Bill Callahan- Apocalypse

Drag City / Rough Trade
VÖ: 08.04.2011

Unsere Bewertung: 7/10

Eure Ø-Bewertung: 9/10

Aus der Ferne

Wenn ein Mensch, in der Öffentlichkeit mit Argusaugen betrachtet, auf einer Leiter ein paar Schritte nach oben schreitet, dann sollte er damit rechnen, nicht mehr zurück zu können, sondern stets einen Schritt weiter zu gehen. Alles andere fordert Hohn und Spott heraus, und Stagnation führt zu anhaltender Nichtachtung. Bill Callahan weiß das nur zu genau. Er hat aktuell zwar keinen qualitativen Quantensprung gemacht, denn Meisterhaftes findet sich schon seit den mittleren neunziger Jahren in seiner Diskografie. Aber die zunehmende musikalische und vor allem textliche Extrovertierheit und Direktheit, die er mit seinem letzten Album "Sometimes I wish we were an eagle" an den Tag legte, zeigt vor allem: Aus dem unnahbaren, unberechenbaren Stoiker, dessen Anspruch an Authentizität stets im Fokus seines Schaffens stand, ist ein vergleichsweise altersmilder Songwriter geworden, der sich nicht scheut, seine Intellektualität nach außen zu tragen und seine inzwischen vergilbten Dogmen mit einem stillen Lächeln zu hinterfragen.

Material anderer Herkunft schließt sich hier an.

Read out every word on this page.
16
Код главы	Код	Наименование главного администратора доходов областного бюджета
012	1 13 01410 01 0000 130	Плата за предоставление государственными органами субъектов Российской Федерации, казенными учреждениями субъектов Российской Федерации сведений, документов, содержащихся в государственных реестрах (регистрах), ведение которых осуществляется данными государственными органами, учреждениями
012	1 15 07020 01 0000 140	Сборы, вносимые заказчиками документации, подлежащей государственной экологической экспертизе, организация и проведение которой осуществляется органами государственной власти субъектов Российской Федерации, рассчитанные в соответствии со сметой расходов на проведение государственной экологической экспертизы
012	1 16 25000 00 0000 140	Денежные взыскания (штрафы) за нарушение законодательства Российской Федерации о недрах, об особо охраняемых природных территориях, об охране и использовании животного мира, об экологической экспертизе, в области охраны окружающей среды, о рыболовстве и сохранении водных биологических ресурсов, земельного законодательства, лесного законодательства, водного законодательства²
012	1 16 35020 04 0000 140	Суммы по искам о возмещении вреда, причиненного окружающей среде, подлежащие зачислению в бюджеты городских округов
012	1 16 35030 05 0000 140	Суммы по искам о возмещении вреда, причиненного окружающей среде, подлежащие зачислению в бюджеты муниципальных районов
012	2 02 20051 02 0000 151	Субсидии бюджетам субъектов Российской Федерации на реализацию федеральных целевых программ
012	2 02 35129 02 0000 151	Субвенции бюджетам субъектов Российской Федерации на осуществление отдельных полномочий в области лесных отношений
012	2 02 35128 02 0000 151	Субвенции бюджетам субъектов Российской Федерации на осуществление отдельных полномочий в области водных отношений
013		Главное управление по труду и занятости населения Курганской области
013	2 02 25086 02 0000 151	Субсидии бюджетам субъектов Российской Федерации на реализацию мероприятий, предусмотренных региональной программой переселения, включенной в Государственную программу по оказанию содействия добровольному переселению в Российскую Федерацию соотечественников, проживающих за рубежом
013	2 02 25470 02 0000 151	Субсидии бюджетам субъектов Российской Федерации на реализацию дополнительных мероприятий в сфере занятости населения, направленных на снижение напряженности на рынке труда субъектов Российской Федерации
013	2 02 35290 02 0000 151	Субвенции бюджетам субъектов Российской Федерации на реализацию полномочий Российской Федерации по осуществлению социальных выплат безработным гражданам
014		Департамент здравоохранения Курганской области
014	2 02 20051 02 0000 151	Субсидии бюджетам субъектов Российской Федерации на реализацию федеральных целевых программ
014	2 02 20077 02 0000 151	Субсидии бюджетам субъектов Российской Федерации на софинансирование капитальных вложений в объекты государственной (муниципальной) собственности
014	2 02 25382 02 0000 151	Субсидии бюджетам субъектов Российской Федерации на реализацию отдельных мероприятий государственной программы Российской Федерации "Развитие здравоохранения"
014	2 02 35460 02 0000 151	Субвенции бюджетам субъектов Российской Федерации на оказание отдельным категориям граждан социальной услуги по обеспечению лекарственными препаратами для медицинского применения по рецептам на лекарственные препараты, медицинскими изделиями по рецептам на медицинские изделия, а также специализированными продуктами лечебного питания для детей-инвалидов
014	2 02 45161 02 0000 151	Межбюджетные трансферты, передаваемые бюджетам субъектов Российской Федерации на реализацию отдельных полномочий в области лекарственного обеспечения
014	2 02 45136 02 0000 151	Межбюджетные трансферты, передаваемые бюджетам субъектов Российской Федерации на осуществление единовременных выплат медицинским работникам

Und was wurde nicht Großes über das Große und Ganze gesagt auf "Sometimes I wish we were an eagle": Der verflossenen Liebe bekundete Callahan mit Inbrunst, er werde niemals loslassen. Dem Schutzmantel des Göttlichen erkannte er konsequent die Existenz ab. Was bitte soll nun darauf noch folgen? Ist er nicht schon am oberen Ende der Leiter angelangt? Ja, wenn nichts mehr geht, dann geht tatsächlich nichts mehr - und die Welt beginnt sich aufzulösen. "Apocalypse"! Doch Callahans vierzehntes Album entpuppt sich mit seinem dräuenden Titel als inkonsequenter Blender. Denn von Auflösungserscheinungen ist weit und breit nichts zu hören. Nein, er behandelt im eröffnenden "Drover" vielmehr Themen, die er sich schon des Öfteren auf den Leib geschneidert hat: fehlende Identifikation mit der lebensnahen Umwelt und die daraus entstehende Flucht. Ein abstraktes, lebenslanges Roadmovie in Tönen.

"Apocalypse" gibt sich auf den ersten Blick als alter, ganz konkret zu benennender Bekannter: Der lyrische Vortrag ist weniger direkte Poesie, sondern mehr verschachtelte, gedankenverlorene Assoziation eines gepeinigten Geistes. Die musikalische Darbietung setzt auf einen kühlen, schnellen, fast emotionsleeren Stakkatorhythmus, der sich neben nordamerikanischem Folk und Country auch an dem nahe gelegenen, mittelamerikanischen Süden orientiert. Wer bei diesen Fixpunkten nicht an das 2001er Smog-Album "Rain on lens" denkt, für den sind Callahan und sein ehemaliges Alter Ego immer noch zwei Paar Schuhe. Auch das bratzige wie obskure "America!" mit seiner politisch-heimatkritischen Wortkette und kurzen, raumlosen Noiseattacken aus der elektrischen Gitarre unterstützt diesen Anflug von Nostalgie.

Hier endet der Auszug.